Esto les provocó un enorme conflicto para su fe en Dios. Porque si los éxitos son signo de uno es bueno y los fracasos de que es malo, ¿cómo explicar que los malvados triunfen mientras que el justo está destinado a sufrir? El salmo setenta y tres expresa con toda crudeza esta desazón, cuando el orante se encara así con Dios: «Envidiaba a los perversos, viendo prosperar a los malvados. Para ellos no hay sinsabores, están sanos y orondos; no pasan las fatigas humanas ni sufren como los demás».

A nosotros pueden ocurrirnos algo semejante en este momento de crisis económica generalizada y que, según los expertos, será cada día más aguda. Los que han arruinado las empresas y llevado a la ruina a muchísimas familias y particulares, quedan impunes de sus errores y se llevan indemnizaciones millonarias. En cambio el trabajador honrado y responsable, que ha pagado religiosamente los plazos convenidos en el contrato de su hipoteca, pierde su trabajo, su dinero y sus ahorros. Y se enfrenta a un porvenir incierto y nada halagüeño.

Es innegable que la gente buena y creyente, al ver y sufrir todo esto, corre el peligro de extraviarse en su fe y desertar. ¿Dios -se pregunta- no ve lo que pasa? ¿No le preocupa nuestra suerte? ¿Para qué seguir siendo honrado y creer en Él?

Evidentemente, todos deseamos que los parados vuelvan cuanto antes al trabajo, que los salarios permitan seguir pagando los plazos y la hipoteca del piso, que las autoridades tomen medidas pertinentes para impedir que las cosas vuelvan a repetirse, que se revisen los sueldos escandalosos de ciertos directivos, que no se malgaste el dinero público, que no se permitan asumir riesgos imprudentes, etcétera. Pero esto no resuelve el problema de fondo.
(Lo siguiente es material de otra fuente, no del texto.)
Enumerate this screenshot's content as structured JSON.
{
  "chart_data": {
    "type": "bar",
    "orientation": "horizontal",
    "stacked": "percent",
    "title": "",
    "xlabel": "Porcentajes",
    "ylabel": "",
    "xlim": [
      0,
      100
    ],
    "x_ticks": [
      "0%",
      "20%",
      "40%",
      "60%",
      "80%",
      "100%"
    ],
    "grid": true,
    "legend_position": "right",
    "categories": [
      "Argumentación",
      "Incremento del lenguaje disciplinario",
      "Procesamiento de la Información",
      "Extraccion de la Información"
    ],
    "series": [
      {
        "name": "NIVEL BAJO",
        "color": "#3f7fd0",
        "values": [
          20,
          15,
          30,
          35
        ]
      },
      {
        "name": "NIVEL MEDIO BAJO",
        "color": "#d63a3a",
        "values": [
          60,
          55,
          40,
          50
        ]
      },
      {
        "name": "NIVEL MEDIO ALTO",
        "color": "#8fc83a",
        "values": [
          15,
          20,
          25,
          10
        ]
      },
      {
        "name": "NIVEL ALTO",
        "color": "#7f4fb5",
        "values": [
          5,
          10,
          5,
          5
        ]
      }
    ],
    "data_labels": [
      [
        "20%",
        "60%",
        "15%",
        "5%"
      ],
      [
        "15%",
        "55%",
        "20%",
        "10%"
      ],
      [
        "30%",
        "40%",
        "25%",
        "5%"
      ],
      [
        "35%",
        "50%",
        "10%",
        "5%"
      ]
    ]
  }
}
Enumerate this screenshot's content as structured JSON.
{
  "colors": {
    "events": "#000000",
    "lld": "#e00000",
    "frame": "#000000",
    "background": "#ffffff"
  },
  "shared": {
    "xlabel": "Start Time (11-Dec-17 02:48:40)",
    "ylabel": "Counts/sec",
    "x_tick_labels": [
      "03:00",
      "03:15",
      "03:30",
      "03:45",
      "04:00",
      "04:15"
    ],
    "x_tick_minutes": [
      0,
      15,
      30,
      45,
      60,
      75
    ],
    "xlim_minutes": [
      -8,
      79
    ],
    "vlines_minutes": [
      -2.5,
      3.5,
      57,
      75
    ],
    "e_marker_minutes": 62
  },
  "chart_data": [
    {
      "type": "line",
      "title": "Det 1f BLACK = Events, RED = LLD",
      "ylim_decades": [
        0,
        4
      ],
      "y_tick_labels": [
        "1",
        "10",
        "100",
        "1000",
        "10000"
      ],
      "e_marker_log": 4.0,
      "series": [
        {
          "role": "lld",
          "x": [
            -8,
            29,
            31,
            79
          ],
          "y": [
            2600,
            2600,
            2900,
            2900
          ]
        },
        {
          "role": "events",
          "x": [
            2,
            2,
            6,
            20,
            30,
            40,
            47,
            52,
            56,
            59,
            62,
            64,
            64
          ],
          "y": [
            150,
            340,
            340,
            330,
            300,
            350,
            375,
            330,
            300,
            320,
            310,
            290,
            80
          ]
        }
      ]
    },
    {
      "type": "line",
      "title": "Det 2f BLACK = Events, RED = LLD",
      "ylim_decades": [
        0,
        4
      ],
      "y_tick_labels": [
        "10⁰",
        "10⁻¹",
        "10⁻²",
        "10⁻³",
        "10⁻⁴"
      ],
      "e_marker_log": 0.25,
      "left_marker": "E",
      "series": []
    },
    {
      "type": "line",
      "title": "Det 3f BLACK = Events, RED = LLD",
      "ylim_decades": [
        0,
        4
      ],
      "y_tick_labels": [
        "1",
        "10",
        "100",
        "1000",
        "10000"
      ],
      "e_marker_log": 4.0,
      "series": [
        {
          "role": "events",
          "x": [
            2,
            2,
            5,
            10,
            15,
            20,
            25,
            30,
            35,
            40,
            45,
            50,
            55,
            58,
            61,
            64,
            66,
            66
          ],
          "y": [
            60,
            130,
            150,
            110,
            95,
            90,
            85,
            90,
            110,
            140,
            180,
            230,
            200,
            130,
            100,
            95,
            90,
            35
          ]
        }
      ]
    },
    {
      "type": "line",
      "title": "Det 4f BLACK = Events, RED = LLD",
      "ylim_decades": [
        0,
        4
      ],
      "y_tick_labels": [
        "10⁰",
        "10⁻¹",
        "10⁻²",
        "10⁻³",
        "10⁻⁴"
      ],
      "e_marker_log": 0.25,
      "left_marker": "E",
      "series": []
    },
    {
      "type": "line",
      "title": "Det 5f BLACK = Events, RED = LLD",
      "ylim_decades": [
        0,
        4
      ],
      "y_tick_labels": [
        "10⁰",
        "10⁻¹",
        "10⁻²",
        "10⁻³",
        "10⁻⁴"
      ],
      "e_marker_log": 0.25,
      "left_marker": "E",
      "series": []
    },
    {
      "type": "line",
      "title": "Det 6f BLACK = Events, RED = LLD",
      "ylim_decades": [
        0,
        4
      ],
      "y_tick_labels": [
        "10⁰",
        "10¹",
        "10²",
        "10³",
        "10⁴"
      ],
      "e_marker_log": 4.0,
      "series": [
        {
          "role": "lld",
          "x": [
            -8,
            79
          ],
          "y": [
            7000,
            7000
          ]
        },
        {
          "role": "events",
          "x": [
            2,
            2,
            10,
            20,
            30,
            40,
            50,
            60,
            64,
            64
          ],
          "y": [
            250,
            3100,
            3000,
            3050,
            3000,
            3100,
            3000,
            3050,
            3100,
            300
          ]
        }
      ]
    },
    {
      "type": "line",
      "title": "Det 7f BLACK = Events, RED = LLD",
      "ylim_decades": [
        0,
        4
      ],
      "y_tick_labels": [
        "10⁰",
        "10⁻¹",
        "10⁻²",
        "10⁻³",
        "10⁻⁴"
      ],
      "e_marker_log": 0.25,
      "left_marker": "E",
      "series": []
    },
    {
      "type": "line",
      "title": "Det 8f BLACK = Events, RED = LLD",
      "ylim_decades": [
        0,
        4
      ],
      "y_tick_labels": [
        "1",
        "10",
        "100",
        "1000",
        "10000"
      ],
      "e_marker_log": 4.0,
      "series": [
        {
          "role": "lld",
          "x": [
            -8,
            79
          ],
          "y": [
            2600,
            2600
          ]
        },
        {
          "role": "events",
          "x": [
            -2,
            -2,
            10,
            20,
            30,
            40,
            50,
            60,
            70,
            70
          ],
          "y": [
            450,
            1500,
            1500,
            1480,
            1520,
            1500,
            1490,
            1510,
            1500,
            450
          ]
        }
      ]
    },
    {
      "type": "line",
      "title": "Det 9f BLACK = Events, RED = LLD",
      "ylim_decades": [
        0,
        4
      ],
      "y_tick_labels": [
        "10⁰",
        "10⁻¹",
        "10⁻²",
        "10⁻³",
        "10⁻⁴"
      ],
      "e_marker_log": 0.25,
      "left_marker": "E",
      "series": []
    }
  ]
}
La verdadera solución sólo vendrá si el justo y honrado que sufre mira a Dios y, mirándolo, ensancha su horizonte. Este nuevo horizonte consiste en descubrir que los éxitos y riquezas de los cínicos y de los ricos son pura apariencia y necia estupidez si son sólo eso: dinero, bienestar y poder material. El verdadero rico es el que posee a Dios y el verdadero éxito no es tener y gozar cada vez más, sino ser justo y honrado en esta vida y esperar una eternidad feliz y dichosa.

No se trata de una vaga esperanza en el más allá. Se trata, más bien, de despertar a la percepción de la auténtica grandeza del ser humano, de la que forma parte también la vida eterna. El Señor nos emplaza a que aprovechemos la crisis para pasar de una concepción puramente material de la vida -y, por ello, equivocada-, a la verdadera sabiduría: descubrir cuál es el verdadero bien de la vida y seguirlo. Los cínicos pueden pensar que la vida licenciosa y sin escrúpulos del rico y poderoso es un bien. En realidad es un mal, pues le encierra en una perspectiva meramente animal de la existencia y le cierra el horizonte del más allá.

La crisis, además, es un aldabonazo de Dios que quiere despertar nuestras conciencias egoístas y abrirlas a los hermanos pobres y necesitados -que van a sufrir sus consecuencias de modo más incisivo-, para que compartamos con ellos nuestros bienes. La crisis puede y debe dar lugar a una inmensa catarata de solidaridad y fraternidad. Vivida desde la perspectiva de Dios, puede convertirse en un inmenso bien.